PKK açısından en büyük kazanım; siyasal meşruiyet kazanması ve Abdullah Öcalan’ın devlet tarafından muhatap olarak kabul görmesidir. Cumhurbaşkanı Erdoğan’ın danışmanı Mehmet Uçum’un, bir televizyon programında Bahçeli’nin çağrısıyla ilgili “PKK’nın bir Kürt siyasi hareketi olarak görülmesine yönelik geliştirilmiş bir devlet inisiyatifinin dili olarak anlaşılması gerekiyor” ifadeleri PKK için bir meşruiyet açıklamasıdır.
Şüphesiz, bu aşamaya gelmesinde HEP’le başlayan ve DEM’le devam eden siyasi mücadelenin ödediği ağır bedellerin de rolünü unutmamak gerekir. Barış DEM Parti için de siyasi kazanım olacaktır.
Hatırlanacaktır, Abdullah Öcalan, birinci Çözüm sürecinde muhatap olarak kabul edilmiş ve müzakereler DEM Parti üzerinden doğrudan Öcalan ve Kandil ile gerçekleştirilmişti. Şimdi de DEM’in aktif rol alması istenmektedir.
Bahçeli tarafından Abdullah Öcalan TBMM’ne davet edilmiş ve DEM grubunda PKK ve bileşenlerine çağrıda bulunması talep edilmiştir. DEM Parti için de bu süreçte rol almak çok önemlidir.
DEM’in siyasi mücadelesinin öznesi olan Öcalan’ın muhatap alınması ve serbest kalması talebi, umut hakkı yöntemiyle Bahçeli tarafından önerilmiştir. Bu durumda binlerce siyasi mahkûmun Genel Af kapsamında serbest kalması da DEM Parti’nin kazanç hanesine yazılacaktır.
--
Tarafları ortak bir noktada buluşturan gelişmeleri görmezden gelenleri veya savsaklayanları tarih asla affetmeyecektir. Kuşkusuz her parti doğal olarak kendi bulunduğu yerden meseleye bakacaktır. Ancak söz konusu ‘vatan’ ise bütün partilerin artık yeni bir sayfa açmaları ve barışta buluşmaları bir zorunluluktur.
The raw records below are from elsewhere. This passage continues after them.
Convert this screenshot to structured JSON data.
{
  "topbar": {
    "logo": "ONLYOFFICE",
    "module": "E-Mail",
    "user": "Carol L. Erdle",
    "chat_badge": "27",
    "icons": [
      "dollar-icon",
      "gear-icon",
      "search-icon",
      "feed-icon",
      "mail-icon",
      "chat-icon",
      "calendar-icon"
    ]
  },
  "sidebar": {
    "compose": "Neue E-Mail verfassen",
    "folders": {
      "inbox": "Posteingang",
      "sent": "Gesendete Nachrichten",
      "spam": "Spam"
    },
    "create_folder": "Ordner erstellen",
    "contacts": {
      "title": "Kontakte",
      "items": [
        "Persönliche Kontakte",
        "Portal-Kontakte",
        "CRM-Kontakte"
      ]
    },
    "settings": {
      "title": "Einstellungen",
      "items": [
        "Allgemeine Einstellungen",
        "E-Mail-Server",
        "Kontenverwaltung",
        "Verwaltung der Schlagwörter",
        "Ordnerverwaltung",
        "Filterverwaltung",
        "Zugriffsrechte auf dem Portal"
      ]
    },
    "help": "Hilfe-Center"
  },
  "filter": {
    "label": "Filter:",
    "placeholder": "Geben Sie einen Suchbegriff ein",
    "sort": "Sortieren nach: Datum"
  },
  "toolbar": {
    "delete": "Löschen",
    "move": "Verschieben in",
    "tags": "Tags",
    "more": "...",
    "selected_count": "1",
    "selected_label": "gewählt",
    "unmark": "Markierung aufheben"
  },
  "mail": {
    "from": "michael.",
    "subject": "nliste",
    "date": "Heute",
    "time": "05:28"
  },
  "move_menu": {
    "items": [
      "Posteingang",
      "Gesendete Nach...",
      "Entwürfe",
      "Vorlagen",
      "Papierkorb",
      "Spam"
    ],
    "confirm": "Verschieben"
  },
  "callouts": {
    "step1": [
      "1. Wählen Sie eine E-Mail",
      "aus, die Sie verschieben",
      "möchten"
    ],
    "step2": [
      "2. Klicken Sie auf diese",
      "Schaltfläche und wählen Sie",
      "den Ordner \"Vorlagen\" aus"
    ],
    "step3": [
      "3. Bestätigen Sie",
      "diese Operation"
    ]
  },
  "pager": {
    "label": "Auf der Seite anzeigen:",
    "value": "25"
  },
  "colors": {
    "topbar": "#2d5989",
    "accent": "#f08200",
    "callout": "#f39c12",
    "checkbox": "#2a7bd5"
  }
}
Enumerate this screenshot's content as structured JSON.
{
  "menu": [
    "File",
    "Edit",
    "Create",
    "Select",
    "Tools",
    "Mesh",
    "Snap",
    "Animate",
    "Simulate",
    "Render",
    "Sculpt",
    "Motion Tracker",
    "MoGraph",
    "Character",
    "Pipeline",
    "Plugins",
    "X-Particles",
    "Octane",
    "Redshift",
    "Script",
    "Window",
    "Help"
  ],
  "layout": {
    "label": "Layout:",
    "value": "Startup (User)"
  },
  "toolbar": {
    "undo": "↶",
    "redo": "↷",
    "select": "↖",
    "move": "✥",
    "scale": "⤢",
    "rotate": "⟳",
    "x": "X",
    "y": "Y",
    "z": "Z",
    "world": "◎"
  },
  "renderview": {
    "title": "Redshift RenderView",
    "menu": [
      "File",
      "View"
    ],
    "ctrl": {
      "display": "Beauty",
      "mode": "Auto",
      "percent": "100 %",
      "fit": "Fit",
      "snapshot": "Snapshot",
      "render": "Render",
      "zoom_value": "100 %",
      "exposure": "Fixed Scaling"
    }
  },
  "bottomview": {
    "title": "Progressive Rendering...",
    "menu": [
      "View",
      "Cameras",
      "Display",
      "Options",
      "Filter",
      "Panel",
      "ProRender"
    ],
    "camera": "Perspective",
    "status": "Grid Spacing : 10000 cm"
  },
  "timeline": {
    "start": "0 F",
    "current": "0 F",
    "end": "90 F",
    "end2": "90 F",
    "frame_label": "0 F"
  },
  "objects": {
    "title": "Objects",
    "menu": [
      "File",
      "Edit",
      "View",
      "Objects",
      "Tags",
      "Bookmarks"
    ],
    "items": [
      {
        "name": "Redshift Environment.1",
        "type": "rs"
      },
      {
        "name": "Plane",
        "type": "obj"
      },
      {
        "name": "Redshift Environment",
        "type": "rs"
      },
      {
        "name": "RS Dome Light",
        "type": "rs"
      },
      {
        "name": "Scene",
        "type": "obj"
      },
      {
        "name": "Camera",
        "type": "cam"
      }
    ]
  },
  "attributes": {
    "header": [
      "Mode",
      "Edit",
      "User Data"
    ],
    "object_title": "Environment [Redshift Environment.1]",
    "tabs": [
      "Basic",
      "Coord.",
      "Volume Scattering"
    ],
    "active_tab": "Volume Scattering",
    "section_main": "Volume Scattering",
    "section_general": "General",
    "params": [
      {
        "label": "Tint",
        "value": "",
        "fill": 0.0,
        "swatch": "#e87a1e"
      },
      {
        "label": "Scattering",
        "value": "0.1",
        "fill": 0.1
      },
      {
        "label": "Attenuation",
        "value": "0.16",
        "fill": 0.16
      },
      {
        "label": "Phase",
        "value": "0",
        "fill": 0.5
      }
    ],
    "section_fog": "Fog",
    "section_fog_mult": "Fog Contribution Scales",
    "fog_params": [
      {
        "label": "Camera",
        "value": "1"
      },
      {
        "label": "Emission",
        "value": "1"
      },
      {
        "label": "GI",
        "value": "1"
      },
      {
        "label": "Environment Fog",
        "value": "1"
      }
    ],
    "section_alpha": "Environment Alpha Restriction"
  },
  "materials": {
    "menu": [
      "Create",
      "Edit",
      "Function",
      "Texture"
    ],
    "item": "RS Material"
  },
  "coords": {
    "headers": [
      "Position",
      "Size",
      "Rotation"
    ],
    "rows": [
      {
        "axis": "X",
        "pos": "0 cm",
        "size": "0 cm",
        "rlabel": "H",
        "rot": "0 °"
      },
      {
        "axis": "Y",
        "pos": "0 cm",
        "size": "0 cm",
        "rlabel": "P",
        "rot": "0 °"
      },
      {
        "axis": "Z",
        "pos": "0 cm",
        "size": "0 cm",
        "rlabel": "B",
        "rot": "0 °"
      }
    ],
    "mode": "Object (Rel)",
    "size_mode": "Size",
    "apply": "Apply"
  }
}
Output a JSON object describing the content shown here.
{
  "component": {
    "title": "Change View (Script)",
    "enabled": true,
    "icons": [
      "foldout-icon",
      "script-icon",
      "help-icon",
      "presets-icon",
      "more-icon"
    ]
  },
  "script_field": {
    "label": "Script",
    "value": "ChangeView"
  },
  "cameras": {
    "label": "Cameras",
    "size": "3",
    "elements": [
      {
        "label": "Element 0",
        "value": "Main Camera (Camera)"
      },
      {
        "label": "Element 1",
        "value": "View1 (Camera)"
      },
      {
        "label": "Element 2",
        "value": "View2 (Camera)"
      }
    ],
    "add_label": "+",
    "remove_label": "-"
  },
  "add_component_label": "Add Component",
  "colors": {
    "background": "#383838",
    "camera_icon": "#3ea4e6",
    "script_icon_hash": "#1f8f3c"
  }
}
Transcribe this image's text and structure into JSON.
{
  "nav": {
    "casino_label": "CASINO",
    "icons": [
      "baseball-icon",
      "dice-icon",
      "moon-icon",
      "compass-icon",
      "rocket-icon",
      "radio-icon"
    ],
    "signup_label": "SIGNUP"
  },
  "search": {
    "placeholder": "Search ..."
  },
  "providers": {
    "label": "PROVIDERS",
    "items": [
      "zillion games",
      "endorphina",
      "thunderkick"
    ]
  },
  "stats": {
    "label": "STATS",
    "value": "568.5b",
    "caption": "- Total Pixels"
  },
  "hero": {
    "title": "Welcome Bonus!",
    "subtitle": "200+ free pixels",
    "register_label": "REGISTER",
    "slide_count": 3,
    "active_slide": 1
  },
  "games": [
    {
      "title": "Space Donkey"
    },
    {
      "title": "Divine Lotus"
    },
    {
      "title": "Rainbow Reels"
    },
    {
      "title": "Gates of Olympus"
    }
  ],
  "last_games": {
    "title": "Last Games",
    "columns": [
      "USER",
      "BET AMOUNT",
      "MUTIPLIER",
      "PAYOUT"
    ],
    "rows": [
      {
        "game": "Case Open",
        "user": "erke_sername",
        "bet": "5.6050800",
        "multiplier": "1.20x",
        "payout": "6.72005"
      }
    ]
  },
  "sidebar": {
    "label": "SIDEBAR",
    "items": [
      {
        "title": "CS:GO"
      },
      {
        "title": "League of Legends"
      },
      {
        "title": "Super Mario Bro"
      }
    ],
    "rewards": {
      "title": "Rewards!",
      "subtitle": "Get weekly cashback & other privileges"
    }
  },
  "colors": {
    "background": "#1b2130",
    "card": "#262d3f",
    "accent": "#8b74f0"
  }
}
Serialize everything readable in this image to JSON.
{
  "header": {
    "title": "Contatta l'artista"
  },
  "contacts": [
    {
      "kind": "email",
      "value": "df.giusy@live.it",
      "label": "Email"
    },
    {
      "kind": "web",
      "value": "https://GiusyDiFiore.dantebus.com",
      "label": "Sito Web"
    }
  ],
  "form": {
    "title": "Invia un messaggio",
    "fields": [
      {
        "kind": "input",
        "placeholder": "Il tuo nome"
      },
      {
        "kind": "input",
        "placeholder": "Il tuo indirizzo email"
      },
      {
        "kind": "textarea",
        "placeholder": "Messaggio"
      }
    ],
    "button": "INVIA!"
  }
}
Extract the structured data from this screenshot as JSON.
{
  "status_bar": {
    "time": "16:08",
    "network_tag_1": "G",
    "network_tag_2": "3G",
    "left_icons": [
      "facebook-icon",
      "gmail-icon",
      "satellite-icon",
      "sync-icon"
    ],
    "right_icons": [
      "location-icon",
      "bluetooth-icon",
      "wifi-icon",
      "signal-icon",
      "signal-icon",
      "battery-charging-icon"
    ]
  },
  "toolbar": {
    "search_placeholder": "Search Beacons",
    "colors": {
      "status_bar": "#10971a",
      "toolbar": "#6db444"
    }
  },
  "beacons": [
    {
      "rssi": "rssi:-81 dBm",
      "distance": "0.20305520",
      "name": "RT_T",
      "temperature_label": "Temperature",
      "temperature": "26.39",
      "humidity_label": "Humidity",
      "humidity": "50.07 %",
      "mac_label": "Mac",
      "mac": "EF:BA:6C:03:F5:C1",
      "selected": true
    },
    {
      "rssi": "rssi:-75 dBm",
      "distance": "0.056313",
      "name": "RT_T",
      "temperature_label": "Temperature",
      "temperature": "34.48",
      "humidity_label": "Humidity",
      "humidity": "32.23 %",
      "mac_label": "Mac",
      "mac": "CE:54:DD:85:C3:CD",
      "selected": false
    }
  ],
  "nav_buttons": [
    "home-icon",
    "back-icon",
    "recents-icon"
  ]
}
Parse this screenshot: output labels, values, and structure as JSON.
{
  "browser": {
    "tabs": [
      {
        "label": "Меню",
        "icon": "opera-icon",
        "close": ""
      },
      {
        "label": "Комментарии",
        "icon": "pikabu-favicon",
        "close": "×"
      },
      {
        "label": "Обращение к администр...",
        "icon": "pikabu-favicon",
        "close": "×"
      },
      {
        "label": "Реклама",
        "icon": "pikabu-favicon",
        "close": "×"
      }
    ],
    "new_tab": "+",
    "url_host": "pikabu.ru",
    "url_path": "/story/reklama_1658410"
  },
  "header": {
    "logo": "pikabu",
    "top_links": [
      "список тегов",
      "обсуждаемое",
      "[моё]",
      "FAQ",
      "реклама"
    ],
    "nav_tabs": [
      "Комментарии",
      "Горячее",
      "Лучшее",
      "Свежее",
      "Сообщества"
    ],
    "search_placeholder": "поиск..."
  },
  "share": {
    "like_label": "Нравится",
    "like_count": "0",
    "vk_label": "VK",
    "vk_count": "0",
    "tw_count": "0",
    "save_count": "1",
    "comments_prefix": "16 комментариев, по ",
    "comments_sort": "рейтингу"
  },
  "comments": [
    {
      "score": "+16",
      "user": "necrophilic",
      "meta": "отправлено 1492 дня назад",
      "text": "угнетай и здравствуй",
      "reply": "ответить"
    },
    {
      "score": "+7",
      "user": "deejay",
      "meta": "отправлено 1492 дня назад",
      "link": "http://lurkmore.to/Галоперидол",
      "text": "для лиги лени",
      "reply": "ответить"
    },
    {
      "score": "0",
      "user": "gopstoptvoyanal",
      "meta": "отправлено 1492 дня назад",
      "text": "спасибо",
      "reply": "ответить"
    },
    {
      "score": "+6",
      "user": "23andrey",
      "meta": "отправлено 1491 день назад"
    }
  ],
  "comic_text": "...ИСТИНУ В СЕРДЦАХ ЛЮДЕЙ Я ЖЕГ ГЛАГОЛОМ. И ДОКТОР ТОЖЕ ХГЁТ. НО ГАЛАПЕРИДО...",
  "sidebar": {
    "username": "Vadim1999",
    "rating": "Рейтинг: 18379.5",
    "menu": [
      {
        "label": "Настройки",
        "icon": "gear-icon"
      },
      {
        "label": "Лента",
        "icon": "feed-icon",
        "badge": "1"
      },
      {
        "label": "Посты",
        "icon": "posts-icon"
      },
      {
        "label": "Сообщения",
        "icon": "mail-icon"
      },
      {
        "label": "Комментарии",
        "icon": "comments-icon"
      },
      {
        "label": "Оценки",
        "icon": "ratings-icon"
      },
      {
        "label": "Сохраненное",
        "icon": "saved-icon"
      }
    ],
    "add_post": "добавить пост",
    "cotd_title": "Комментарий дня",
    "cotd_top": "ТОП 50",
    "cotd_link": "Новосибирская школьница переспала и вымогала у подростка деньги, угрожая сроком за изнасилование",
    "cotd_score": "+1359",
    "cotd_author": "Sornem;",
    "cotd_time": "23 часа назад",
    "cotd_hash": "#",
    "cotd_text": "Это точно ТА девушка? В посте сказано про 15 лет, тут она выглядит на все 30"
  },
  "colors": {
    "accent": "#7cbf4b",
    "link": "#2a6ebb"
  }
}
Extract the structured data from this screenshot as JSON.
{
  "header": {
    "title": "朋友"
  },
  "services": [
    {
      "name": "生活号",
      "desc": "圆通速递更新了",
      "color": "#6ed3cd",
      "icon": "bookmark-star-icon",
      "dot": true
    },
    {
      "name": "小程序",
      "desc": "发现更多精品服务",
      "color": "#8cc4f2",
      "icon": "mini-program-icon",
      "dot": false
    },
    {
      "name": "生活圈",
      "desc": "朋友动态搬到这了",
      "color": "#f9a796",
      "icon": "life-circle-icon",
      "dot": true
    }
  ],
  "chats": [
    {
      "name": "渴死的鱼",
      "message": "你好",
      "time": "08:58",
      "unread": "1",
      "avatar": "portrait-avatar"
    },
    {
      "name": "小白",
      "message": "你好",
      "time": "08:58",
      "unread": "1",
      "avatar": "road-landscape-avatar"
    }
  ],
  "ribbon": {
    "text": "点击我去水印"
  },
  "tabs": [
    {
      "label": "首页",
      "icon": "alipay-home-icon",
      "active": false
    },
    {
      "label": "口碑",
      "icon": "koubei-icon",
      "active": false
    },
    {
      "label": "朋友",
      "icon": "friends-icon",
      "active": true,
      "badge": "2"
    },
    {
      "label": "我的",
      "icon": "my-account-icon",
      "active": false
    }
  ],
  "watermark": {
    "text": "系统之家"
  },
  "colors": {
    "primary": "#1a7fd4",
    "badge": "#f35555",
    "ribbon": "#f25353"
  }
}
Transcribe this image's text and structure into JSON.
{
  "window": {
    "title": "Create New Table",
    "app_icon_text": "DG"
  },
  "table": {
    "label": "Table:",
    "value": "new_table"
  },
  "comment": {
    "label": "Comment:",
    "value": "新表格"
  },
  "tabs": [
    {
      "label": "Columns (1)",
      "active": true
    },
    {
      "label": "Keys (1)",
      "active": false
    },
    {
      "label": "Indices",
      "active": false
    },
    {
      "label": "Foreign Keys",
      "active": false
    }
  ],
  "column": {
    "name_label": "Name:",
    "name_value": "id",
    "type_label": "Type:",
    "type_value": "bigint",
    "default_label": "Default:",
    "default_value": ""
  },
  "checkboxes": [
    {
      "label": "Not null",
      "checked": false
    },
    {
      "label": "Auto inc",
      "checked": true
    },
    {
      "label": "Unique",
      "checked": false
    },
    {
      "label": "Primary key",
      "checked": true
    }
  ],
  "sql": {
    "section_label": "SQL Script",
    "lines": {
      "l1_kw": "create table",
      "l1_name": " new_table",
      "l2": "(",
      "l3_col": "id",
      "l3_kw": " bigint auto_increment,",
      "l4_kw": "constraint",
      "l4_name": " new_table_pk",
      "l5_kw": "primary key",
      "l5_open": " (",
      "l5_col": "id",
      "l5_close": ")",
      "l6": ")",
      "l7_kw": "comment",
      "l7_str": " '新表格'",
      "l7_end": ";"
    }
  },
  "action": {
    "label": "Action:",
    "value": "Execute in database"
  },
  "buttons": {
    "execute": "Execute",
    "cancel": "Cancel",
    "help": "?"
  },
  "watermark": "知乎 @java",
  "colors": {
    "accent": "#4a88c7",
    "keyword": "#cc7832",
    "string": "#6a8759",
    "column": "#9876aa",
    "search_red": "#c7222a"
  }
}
Bu bağlamda öncelikle Ana muhalefet partisi olarak CHP’nin yapıcı ve olumlu politikalarla sürece destek vermesi gerekir. En azından beklentimiz bu yöndedir.
Barışa yönelik süreci savsaklayanlara, dökülecek her damla kanın büyük bir vebal olacağını hatırlatmak isterim. Barış, her kesimin ve hepimizin yararınadır.